Finie la grande baie! Les montagnes se sont de nouveau rapprochées et plus encore que tout à l’heure. La route semble courir au bord d’un fleuve, c’est la passe des Catene, l’endroit le plus resserré des Bouches, chenal étroit que des barques traversent continuellement pour unir les deux rives, si étroit que jadis, comme dans le Bosphore, on le fermait par des chaînes tendues d’un borde à l’autre et dont il a tiré son nom” (pp. 180-183).

”Après Morinje, petite bourgade simple, habitée par des marins et des pêcheurs, la rive se fait plus sévère, triste et déserte; c’est que la montagne tombe à pic dans la mer. Le chemin se faufile entre l’eau et le roc et encore achevée, c’est un sentier à peine tracé et encombré de grosses pierres. […].

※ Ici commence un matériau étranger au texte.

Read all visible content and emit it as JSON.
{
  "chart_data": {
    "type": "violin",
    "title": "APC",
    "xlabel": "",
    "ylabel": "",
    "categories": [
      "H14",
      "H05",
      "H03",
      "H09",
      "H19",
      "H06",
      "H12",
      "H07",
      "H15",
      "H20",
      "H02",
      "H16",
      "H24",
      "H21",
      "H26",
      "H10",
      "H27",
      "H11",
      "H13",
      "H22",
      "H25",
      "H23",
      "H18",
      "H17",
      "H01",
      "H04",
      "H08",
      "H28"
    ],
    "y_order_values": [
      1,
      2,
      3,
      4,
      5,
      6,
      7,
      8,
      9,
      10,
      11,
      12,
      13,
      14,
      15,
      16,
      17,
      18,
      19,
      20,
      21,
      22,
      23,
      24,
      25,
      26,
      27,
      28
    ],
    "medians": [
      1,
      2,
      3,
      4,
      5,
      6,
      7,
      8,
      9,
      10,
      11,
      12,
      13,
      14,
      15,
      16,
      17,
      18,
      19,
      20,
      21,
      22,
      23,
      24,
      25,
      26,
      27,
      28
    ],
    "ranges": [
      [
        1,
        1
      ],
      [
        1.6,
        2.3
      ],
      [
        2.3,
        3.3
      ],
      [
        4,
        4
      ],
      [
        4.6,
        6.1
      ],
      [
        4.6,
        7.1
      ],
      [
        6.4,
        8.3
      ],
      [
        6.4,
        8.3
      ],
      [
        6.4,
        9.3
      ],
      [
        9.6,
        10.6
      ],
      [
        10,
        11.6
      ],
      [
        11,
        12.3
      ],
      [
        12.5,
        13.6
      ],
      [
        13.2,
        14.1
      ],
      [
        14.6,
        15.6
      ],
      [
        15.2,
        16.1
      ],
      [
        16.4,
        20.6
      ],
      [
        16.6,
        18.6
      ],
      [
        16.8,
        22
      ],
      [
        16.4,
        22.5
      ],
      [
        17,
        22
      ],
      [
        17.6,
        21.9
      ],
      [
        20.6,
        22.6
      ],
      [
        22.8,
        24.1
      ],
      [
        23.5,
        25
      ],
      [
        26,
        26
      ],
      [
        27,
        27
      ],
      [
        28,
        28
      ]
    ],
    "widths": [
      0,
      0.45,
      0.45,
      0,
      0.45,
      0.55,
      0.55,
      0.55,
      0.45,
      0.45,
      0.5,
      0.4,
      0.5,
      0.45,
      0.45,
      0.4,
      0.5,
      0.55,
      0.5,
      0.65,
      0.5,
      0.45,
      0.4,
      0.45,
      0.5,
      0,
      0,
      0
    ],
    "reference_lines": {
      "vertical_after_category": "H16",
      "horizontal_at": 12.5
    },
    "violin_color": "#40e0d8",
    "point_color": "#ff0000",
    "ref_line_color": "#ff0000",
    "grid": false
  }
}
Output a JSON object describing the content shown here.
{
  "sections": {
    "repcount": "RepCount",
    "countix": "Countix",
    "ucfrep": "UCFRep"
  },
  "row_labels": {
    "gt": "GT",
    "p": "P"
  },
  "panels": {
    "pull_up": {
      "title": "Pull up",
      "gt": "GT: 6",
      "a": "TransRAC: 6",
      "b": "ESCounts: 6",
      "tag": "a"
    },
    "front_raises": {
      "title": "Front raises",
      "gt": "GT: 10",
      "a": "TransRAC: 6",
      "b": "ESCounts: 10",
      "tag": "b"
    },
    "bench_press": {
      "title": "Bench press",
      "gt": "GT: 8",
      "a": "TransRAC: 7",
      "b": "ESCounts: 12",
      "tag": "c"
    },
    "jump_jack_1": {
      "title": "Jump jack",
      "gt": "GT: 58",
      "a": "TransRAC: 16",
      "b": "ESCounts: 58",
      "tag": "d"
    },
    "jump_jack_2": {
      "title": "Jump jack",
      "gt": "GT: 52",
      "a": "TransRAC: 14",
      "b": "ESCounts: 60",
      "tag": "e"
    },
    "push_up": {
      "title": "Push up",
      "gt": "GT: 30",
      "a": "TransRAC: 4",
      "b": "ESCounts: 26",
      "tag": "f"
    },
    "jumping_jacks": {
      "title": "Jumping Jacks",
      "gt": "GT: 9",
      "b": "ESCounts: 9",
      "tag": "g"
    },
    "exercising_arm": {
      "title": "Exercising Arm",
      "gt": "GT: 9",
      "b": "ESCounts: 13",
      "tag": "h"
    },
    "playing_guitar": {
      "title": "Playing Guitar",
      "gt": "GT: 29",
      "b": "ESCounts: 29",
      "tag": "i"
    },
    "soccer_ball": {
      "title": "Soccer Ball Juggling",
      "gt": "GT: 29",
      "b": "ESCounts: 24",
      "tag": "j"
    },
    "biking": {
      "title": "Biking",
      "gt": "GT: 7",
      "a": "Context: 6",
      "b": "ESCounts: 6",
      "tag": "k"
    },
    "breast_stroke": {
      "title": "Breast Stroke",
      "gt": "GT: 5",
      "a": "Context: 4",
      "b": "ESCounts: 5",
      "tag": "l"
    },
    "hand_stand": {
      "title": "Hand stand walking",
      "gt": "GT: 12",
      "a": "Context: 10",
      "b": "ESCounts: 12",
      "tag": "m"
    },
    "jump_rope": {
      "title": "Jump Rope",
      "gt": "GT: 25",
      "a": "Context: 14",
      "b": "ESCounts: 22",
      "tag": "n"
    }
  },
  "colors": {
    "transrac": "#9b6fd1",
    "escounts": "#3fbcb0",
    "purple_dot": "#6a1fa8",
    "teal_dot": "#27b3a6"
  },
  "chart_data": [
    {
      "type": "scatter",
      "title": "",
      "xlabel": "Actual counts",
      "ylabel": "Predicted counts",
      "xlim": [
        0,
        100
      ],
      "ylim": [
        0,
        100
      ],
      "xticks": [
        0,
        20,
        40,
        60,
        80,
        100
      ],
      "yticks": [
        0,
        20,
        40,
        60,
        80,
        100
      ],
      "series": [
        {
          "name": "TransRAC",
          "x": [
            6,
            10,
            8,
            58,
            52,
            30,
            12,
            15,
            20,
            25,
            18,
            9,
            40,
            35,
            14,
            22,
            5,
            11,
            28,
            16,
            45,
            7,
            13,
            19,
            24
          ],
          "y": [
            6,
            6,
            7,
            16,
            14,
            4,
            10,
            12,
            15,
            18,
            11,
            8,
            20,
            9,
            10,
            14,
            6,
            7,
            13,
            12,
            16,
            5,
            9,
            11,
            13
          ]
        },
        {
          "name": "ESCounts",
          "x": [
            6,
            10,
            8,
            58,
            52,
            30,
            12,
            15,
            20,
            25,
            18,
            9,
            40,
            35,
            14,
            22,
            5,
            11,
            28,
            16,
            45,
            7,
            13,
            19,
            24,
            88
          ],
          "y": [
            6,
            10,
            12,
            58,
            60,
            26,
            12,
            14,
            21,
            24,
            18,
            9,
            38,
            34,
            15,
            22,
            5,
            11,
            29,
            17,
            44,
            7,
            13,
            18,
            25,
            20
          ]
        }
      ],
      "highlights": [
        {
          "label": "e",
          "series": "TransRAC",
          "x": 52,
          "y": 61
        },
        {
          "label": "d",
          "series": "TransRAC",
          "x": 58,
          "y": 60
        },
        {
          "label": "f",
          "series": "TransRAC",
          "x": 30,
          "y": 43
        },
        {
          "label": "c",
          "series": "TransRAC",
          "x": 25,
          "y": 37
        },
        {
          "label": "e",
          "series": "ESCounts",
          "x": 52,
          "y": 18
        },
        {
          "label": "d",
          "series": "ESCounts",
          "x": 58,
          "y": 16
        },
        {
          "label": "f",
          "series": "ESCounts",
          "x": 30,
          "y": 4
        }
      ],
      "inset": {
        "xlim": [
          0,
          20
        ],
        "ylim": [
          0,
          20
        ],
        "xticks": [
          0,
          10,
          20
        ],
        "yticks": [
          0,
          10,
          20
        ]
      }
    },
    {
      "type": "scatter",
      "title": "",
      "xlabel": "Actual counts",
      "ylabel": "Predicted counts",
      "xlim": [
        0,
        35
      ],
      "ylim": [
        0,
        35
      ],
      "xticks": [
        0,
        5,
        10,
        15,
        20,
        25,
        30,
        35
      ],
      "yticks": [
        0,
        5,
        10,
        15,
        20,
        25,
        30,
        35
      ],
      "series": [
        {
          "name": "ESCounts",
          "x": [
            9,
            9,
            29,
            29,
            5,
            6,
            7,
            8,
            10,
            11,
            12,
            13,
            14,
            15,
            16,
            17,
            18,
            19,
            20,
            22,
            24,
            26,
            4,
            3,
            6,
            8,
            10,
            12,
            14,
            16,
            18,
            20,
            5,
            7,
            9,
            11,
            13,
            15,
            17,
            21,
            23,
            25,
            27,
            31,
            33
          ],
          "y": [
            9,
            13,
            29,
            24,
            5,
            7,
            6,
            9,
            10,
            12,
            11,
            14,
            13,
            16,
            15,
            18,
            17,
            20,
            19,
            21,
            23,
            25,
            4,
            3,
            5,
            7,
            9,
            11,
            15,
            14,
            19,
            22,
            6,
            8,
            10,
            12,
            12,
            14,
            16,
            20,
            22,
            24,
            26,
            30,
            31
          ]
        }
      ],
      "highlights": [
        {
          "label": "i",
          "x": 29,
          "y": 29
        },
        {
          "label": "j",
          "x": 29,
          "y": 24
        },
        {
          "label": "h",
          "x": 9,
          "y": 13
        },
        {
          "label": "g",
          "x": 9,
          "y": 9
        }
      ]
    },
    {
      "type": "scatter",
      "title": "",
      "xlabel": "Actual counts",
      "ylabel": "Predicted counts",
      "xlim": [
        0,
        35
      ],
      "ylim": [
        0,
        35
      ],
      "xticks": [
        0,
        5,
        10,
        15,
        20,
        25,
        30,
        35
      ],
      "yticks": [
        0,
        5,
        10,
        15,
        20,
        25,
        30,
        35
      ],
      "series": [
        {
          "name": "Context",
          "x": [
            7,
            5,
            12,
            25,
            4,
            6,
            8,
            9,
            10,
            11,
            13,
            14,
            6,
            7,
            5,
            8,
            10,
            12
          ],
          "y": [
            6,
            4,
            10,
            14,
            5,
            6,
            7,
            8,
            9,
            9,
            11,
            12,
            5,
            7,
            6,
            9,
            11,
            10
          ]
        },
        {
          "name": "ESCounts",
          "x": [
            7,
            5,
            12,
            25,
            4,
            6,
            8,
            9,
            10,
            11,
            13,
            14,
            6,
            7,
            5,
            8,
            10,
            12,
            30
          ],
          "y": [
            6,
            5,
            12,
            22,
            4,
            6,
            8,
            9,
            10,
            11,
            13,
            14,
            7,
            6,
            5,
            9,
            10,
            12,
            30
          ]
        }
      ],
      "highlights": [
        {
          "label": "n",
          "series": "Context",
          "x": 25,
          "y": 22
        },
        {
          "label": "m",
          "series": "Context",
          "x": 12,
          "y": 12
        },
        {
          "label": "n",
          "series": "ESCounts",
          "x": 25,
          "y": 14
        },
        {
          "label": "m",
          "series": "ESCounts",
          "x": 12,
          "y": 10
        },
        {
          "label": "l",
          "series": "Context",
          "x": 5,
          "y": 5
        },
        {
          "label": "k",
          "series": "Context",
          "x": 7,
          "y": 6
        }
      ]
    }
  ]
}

Une grande montagne s’avance entre le Vallone de Risano et la baie de Cattaro, comme l’éperon de quelque gigantesque navire. Et l’on continue à avanzer par le chemin tortueux qui suit fidèlement les contours de la grève; les villages se succèdent, grands et petits, car si les agglomérations n’abondent pas d’habitude sur les routes de Dalmatie, dans les Bouches au contraire les habitants fort nombreux ont dû presser leurs maisons sur un mince territoire entre eau et montagne. Perasto, Orahovac, Dobrota, Cattaro sont unies les unes aux autres par un chapelet d’habitations entourées de vignes et d’oliviers, blanche guirlande appliquée sur un fond vert et gris. […].

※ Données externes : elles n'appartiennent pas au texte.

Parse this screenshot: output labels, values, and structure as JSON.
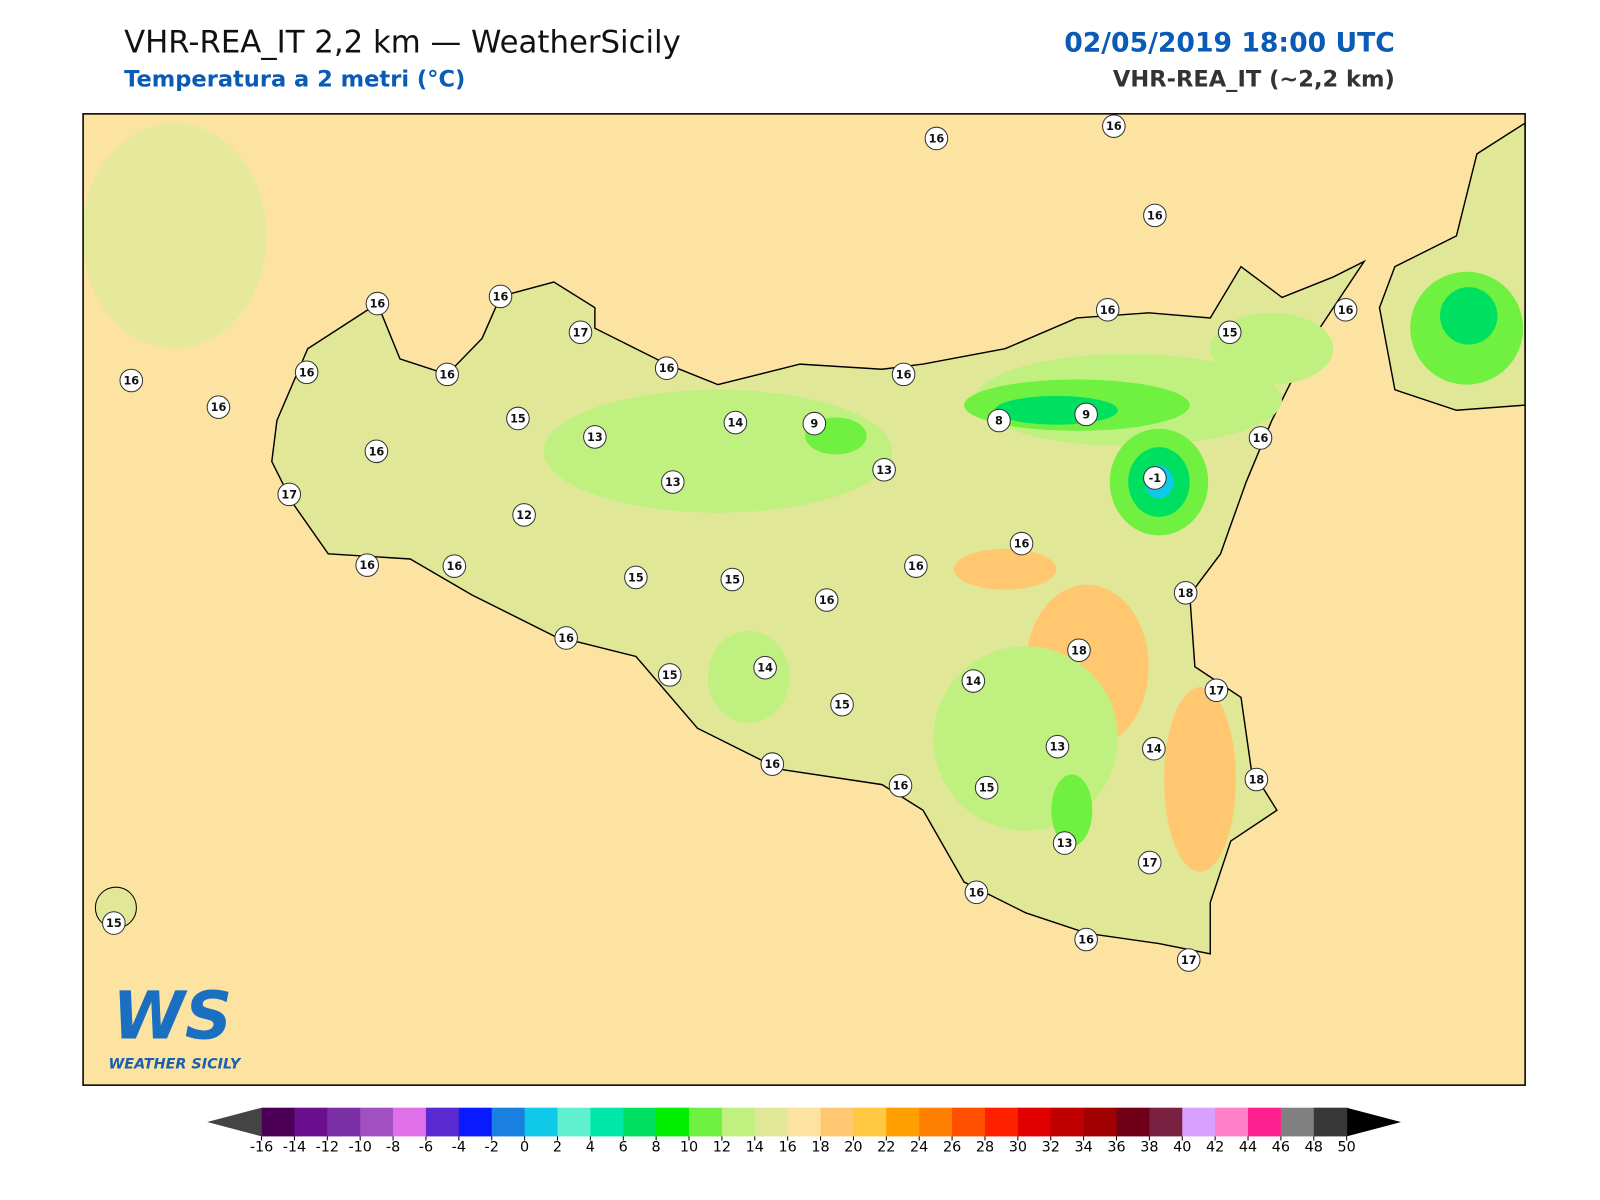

Le cercle de Cattaro, bien que faisant partie de la Dalmatie autrichienne, a une physionomie ethnique propre. Si les habitants qui vivent autour des Bouches, les Bocquais, sont un résumé de peuples divers, grecs, italiens, serbes, albanais que les hasards de l’histoire et les nécessités du négoce ont amenés en cette si singulière partie du monde, on s’aperçoit sans peine que la majorité est slave. Et ces Slaves des Bouches, ces Serbes, sont restés plus Serbes que partout ailleurs: c’est une population particulière qui tiendrait plus du Monténégrin que du Dalmate. Est-ce à cause du voisinage de la Tsernagore indomptée? Est-ce en raison de leur habitat dans ce pays sans pareil? Est-ce parce que cette population n’a pas, pendant plusieurs siècles, obéi aux mêmes maîtres que les autres Dalmates, ou mieux parce qu’elle n’a jamais réellement obéi à des maîtres? Cela tient sans doute à ces raisons réunies et peut-être à d’autres encore. Les Bocquais ne peuvent supporter le joug. Les Français d’abord, puis les Autrichiens en firent la dure expérience. Les Français, qui possédèrent la Dalmatie, ne parvinrent jamais à soumettre complètement les Bouches, […]. L’insurrection des Bouches de Cattaro de 1869 a marqué de sang l’une des pages de l’histoire autrichienne” (pp. 185-188).